How do you choose a ‘good’ art show or crafts fair when you’re a beginner? A few simple cues can help you, plus one reliable source.
The first cue is the quality of promotion. Does this fair have an online presence, and does their site look professional. (If not, tell them about my book, Sites that Soar!)
Do they advertise in local newspapers and magazines, or even in national ones?
If it’s a small show–perhaps a fund-raiser for a school or church–many crafters ask if they’ll have a food concession. If the show is professionally catered, it generally marks a well-run show.
Another cue is the sponsorship. If it’s an annual show put on by a town, there may be tremendous pride in how well the show is run. That’s a plus. If it’s a first-time effort by a youth group, it may be great, or it may be a lesson for everyone involved.
Check the show’s policy about vendors leaving early. Empty tables discourage shoppers. If the show lets vendors leave early without a penalty, the show can deteriorate pretty quickly. Many top shows declare that any vendor who leaves early will not be accepted for future shows. That sounds harsh, but it can be necessary.
If the show or fair is an annual event, the most reliable sources of information are other artists and crafters. Ask them. Online forums are useful, but–even better–ask people at other shows.
Ask your customers. “What other shows and fairs do you like?” can be a conversation-starter, and provide insights into what shoppers are looking for… as well as a list of worthwhile shows.
When the day is winding down, ask other vendors, too. Sometimes, your direct competition won’t chat with you, but crafters in other fields will. Ask them which shows they really like.
If you’re considering one show in particular, ask about it. Talk with several people so you hear a variety of opinions.
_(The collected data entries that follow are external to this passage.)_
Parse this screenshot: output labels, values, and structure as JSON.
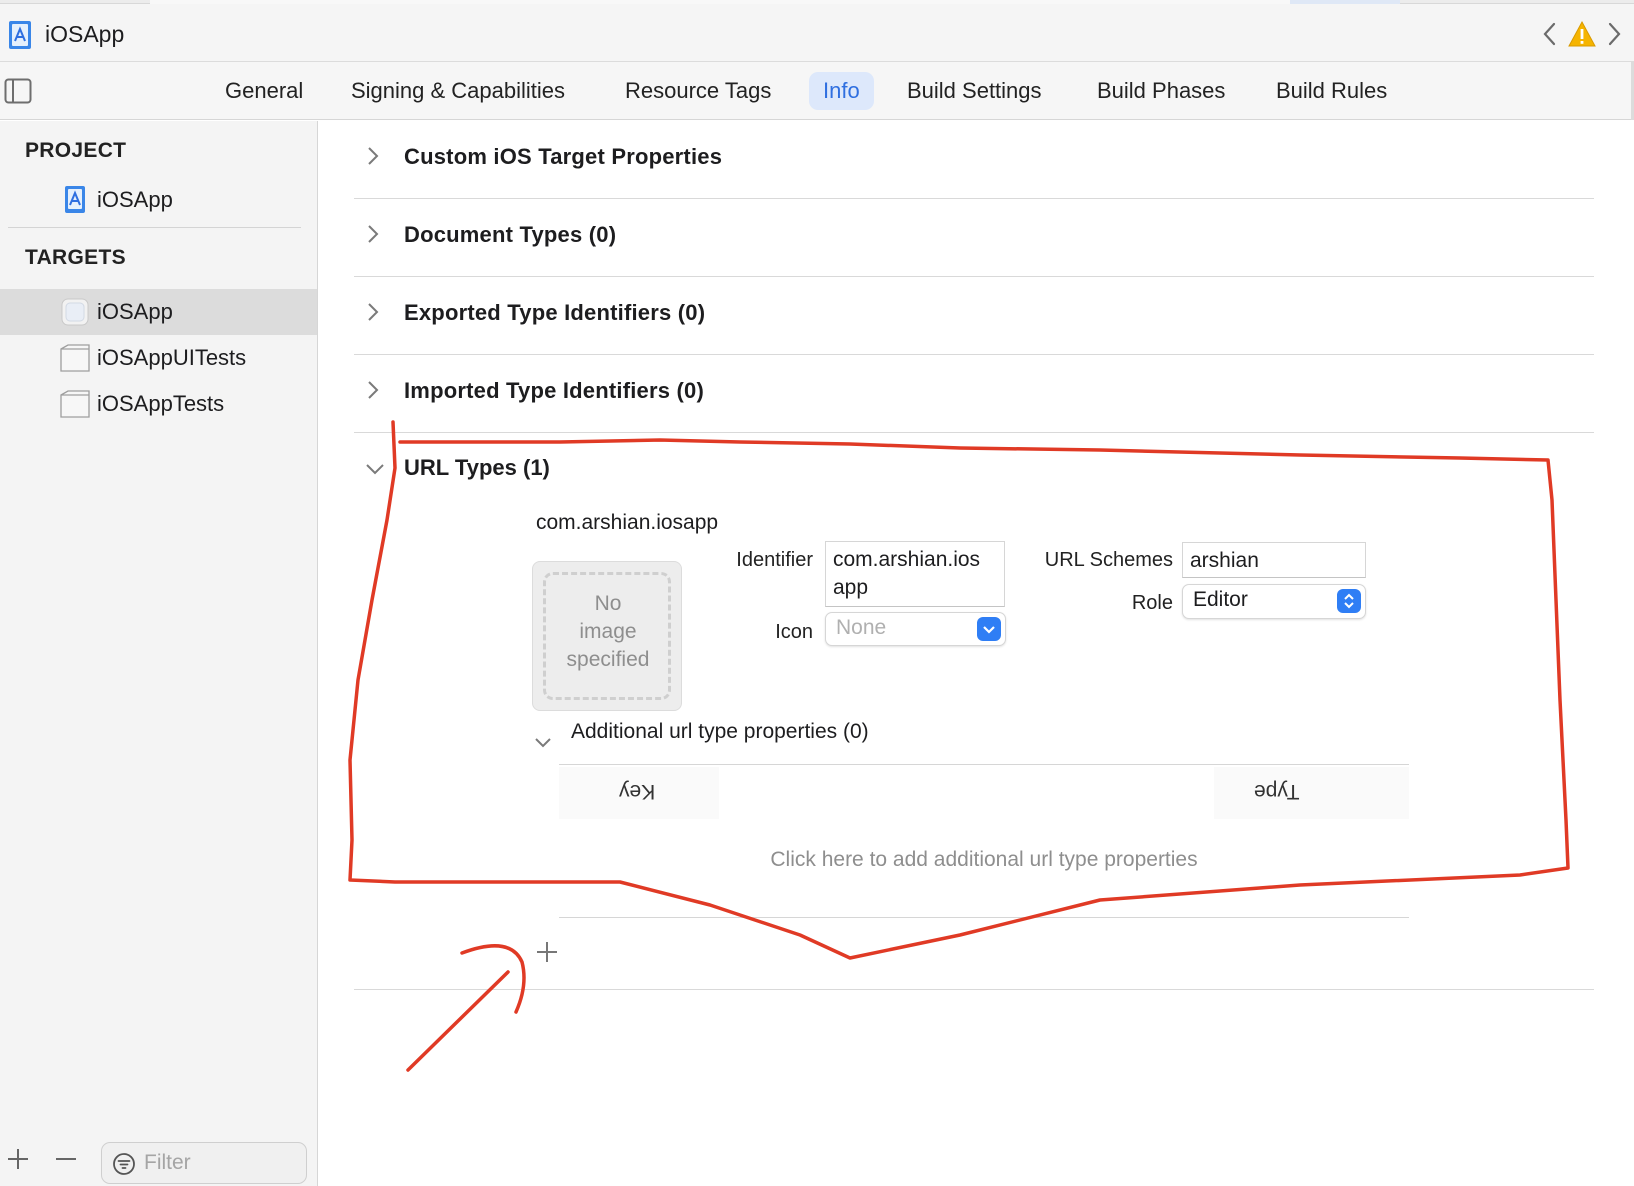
{
  "window": {
    "title": "iOSApp"
  },
  "tabs": [
    {
      "label": "General",
      "active": false
    },
    {
      "label": "Signing & Capabilities",
      "active": false
    },
    {
      "label": "Resource Tags",
      "active": false
    },
    {
      "label": "Info",
      "active": true
    },
    {
      "label": "Build Settings",
      "active": false
    },
    {
      "label": "Build Phases",
      "active": false
    },
    {
      "label": "Build Rules",
      "active": false
    }
  ],
  "sidebar": {
    "project_header": "PROJECT",
    "project_item": "iOSApp",
    "targets_header": "TARGETS",
    "targets": [
      {
        "label": "iOSApp",
        "selected": true
      },
      {
        "label": "iOSAppUITests",
        "selected": false
      },
      {
        "label": "iOSAppTests",
        "selected": false
      }
    ],
    "filter_placeholder": "Filter"
  },
  "sections": [
    {
      "title": "Custom iOS Target Properties",
      "expanded": false
    },
    {
      "title": "Document Types (0)",
      "expanded": false
    },
    {
      "title": "Exported Type Identifiers (0)",
      "expanded": false
    },
    {
      "title": "Imported Type Identifiers (0)",
      "expanded": false
    }
  ],
  "url_types": {
    "title": "URL Types (1)",
    "expanded": true,
    "entry_name": "com.arshian.iosapp",
    "image_placeholder": [
      "No",
      "image",
      "specified"
    ],
    "identifier_label": "Identifier",
    "identifier_value": [
      "com.arshian.ios",
      "app"
    ],
    "icon_label": "Icon",
    "icon_value": "None",
    "url_schemes_label": "URL Schemes",
    "url_schemes_value": "arshian",
    "role_label": "Role",
    "role_value": "Editor",
    "additional_title": "Additional url type properties (0)",
    "col_key": "Key",
    "col_type": "Type",
    "add_hint": "Click here to add additional url type properties"
  },
  "colors": {
    "accent": "#2f7ef5",
    "active_tab_bg": "#dde8fb",
    "active_tab_text": "#2f6fe0",
    "annotation_red": "#e03a25",
    "warning": "#f5b400"
  },
  "icons": {
    "app": "app-icon",
    "back": "chevron-left-icon",
    "warning": "warning-triangle-icon",
    "forward": "chevron-right-icon",
    "sidebar_toggle": "sidebar-toggle-icon",
    "add": "plus-icon",
    "remove": "minus-icon",
    "filter": "filter-icon"
  }
}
While you’re asking, get tips about preparing for that show. For example, are extension cords vital? Is there a parking area near the door for vendors to unload their cars and vans? Do the sponsors provide chairs or should you bring your own? (Is a pillow a good idea if their chairs are plain metal folding chairs?) Will most booths be merchandise on a tablecloth, or will some vendors set up impressive, professional-looking displays?
Take notes. After a show, you’re likely to be tired and forget at least some of what you learned.
Also, jot down notes from the show you were just at. What worked and what didn’t?
When you plan your schedule next year, your notes–about past shows and prospective ones–can help you make better decisions.